A volte piccole discussioni tra coinquilini, apparentemente insignificanti, possono trasformarsi in vere e proprie tragedie. È forse il caso dell’omicidio di Lecce dove hanno perso la vita l’arbitro Daniele De Santis ed Eleonora Manta. Uccisi lunedì 21 settembre con 60 coltellate dal ventunenne Antonio De Marco che ha confessato il delitto davanti al procuratore Leonardo Leone De Castris. Oppure è un assassinio premeditato da un killer con assoluta assenza di compassione o pietà verso il prossimo. Sono queste le motivazioni per le quali la procura di Lecce ha fermato il giovane infermiere e procede alla ricostruzione del crimine.

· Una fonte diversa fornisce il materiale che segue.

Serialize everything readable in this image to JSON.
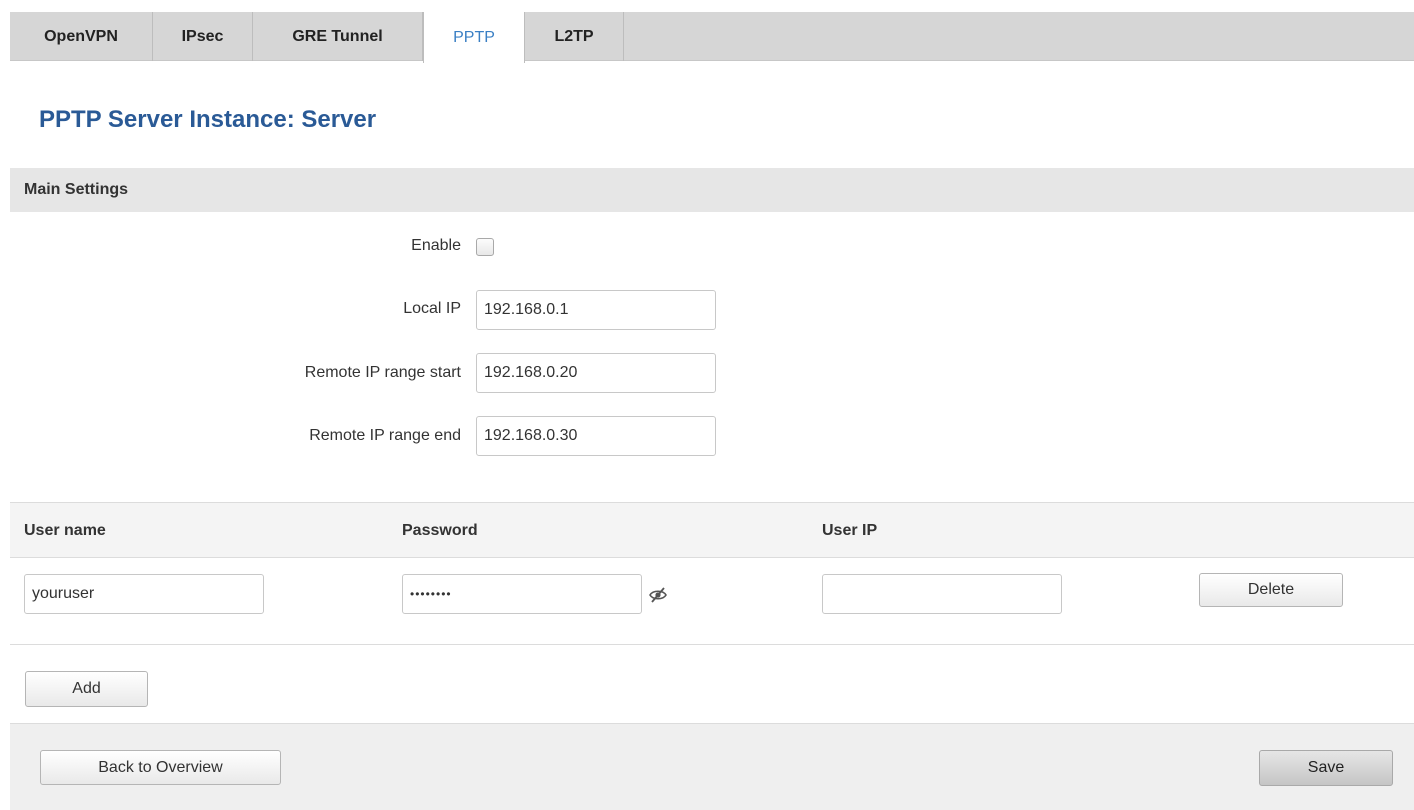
{
  "tabs": [
    {
      "label": "OpenVPN"
    },
    {
      "label": "IPsec"
    },
    {
      "label": "GRE Tunnel"
    },
    {
      "label": "PPTP",
      "active": true
    },
    {
      "label": "L2TP"
    }
  ],
  "page_title": "PPTP Server Instance: Server",
  "main_settings": {
    "heading": "Main Settings",
    "enable_label": "Enable",
    "enable_checked": false,
    "local_ip_label": "Local IP",
    "local_ip_value": "192.168.0.1",
    "remote_start_label": "Remote IP range start",
    "remote_start_value": "192.168.0.20",
    "remote_end_label": "Remote IP range end",
    "remote_end_value": "192.168.0.30"
  },
  "users_table": {
    "columns": [
      "User name",
      "Password",
      "User IP"
    ],
    "rows": [
      {
        "username": "youruser",
        "password": "••••••••",
        "user_ip": "",
        "delete_label": "Delete"
      }
    ],
    "add_label": "Add"
  },
  "footer": {
    "back_label": "Back to Overview",
    "save_label": "Save"
  },
  "icons": {
    "password_toggle": "eye-slash-icon"
  },
  "colors": {
    "accent": "#3a7fc4",
    "title": "#2a5a96"
  }
}
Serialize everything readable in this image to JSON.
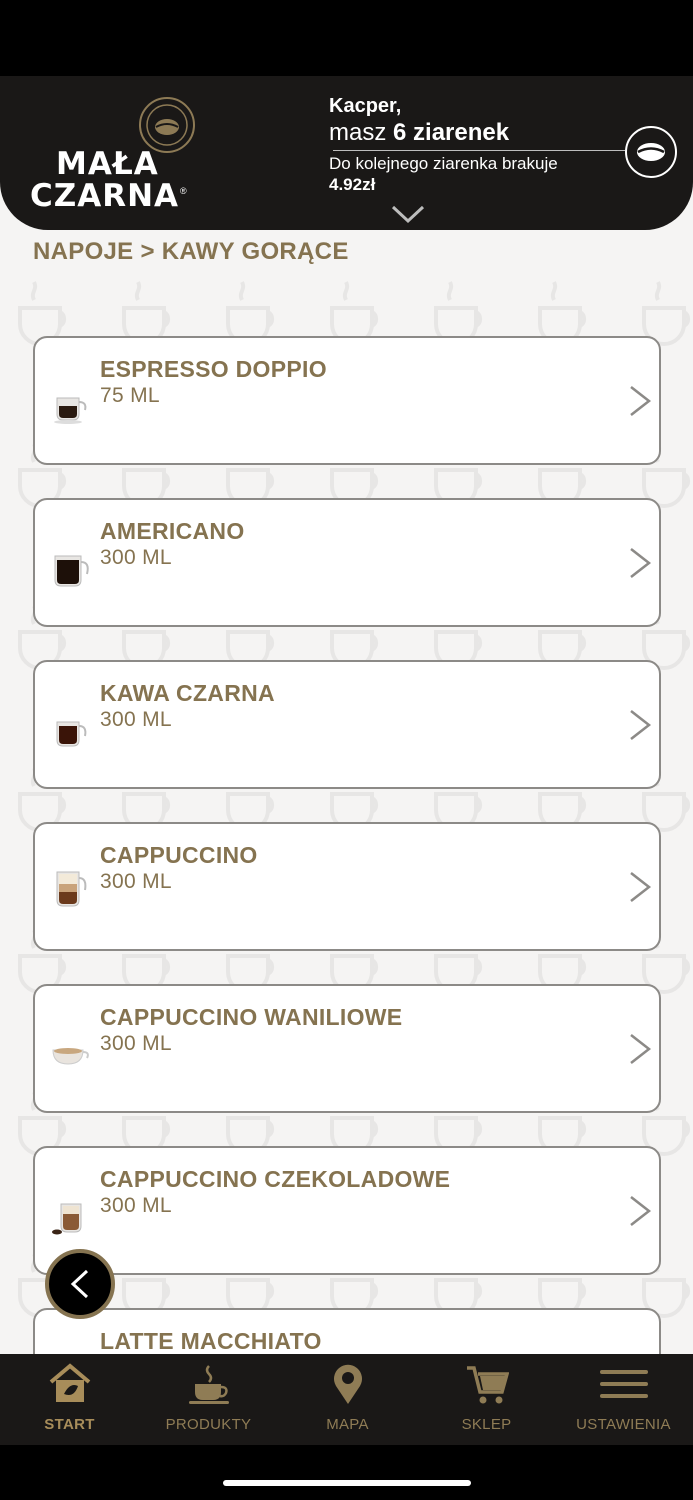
{
  "header": {
    "logo_line1": "MAŁA",
    "logo_line2": "CZARNA",
    "logo_reg": "®",
    "user_name": "Kacper,",
    "beans_prefix": "masz ",
    "beans_count": "6 ziarenek",
    "missing_label": "Do kolejnego ziarenka brakuje",
    "missing_amount": "4.92zł"
  },
  "breadcrumb": "NAPOJE > KAWY GORĄCE",
  "products": [
    {
      "name": "ESPRESSO DOPPIO",
      "volume": "75 ML"
    },
    {
      "name": "AMERICANO",
      "volume": "300 ML"
    },
    {
      "name": "KAWA CZARNA",
      "volume": "300 ML"
    },
    {
      "name": "CAPPUCCINO",
      "volume": "300 ML"
    },
    {
      "name": "CAPPUCCINO WANILIOWE",
      "volume": "300 ML"
    },
    {
      "name": "CAPPUCCINO CZEKOLADOWE",
      "volume": "300 ML"
    },
    {
      "name": "LATTE MACCHIATO",
      "volume": ""
    }
  ],
  "tabs": [
    {
      "label": "START",
      "icon": "home-icon",
      "active": true
    },
    {
      "label": "PRODUKTY",
      "icon": "coffee-cup-icon",
      "active": false
    },
    {
      "label": "MAPA",
      "icon": "map-pin-icon",
      "active": false
    },
    {
      "label": "SKLEP",
      "icon": "cart-icon",
      "active": false
    },
    {
      "label": "USTAWIENIA",
      "icon": "menu-icon",
      "active": false
    }
  ],
  "colors": {
    "accent": "#857350",
    "header_bg": "#1a1817",
    "card_border": "#8c8a87",
    "screen_bg": "#f5f4f3"
  }
}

La motivazione alla base dell’omicidio di Lecce
Infatti grazie all’analisi dei telefoni cellulari gli investigatori hanno rimesso insieme i contatti del probabile assassino con le due vittime. Il 6 luglio Antonio De Marco, che studia come infermiere, scrive all’arbitro per chiedere la disponibilità della stanza dove ha già alloggiato l’anno precedente. Tuttavia Daniele De Santis decide di non rinnovare il contratto al giovane e di tenere l’appartamento per sé e la fidanzata. Su whatsapp De Santis comunica dunque ad Eleonora la richiesta appena ricevuta, e i due commentano con una risata. Segue uno scambio di battute che sembrano alludere alla volontà dei due di deridere il ragazzo. In riguardo ad un possibile episodio accaduto durante la sua precedente permanenza in quella casa. È forse questo motivo che ha fatto esplodere la furia omicida di Antonio De Marco? Per vendicarsi di questo rifiuto e delle incomprensioni dovute all’esperienza di convivenza?
Un delitto pianificato in ogni dettaglio
Riguardo al movente lascia molto pensare un post che tre giorni prima di scrivere a De Santis il giovane aspirante infermiere condivide sui social. Precisamente dalla pagina facebook Universo Psicologia commenta una frase sul concetto di vendetta:
“Un piatto da servire freddo… È vero che la vendetta non risolve il problema ma per pochi istanti ti senti soddisfatto”.
Questo proverebbe la premeditazione e a rafforzare questa ipotesi ci sono dei bigliettini manoscritti persi durante la fuga dall’assassino. Dove è descritto con agghiacciante meticolosità la mappa con il percorso da seguire per evitare le telecamere. La premeditazione del delitto secondo la procura risulta comprovata dagli oggetti ritrovati sul luogo del delitto. In particolare il cappuccio su cui il killer ha dipinto un sorriso e delle striscette stringi tubo. Strumenti che sarebbero serviti a torturare ed uccidere le vittime con spietata freddezza.
Le convinzioni degli investigatori
Inoltre lascia molto da pensare la sproporzione tra la motivazione del gesto e l’azione delittuosa. È un ulteriore elemento tale da far ritenere che quest’ultima è avvenuta per puro compiacimento sadico. Infine ci sono le testimonianze di cinque studenti, che abitano nei pressi del luogo del delitto, concordano di aver sentito chiaramente De Santis urlare:
“Ti prego Andrea basta! Fermati, basta”!
Queste ripetute invocazioni a fermarsi urlate dalle vittime non hanno bloccato l’assassino dal perpetrare i suoi piani. Di questo sono convinti anche gli investigatori che lo scrivono nelle 26 pagine della ricostruzione di quella tragica notte. Andrea Starace, avvocato di Antonio De Marco, ha ultimamente dichiarato che si aspetta nella prossima settimana nuovi dettagli per fare maggiore chiarezza sull’omicidio.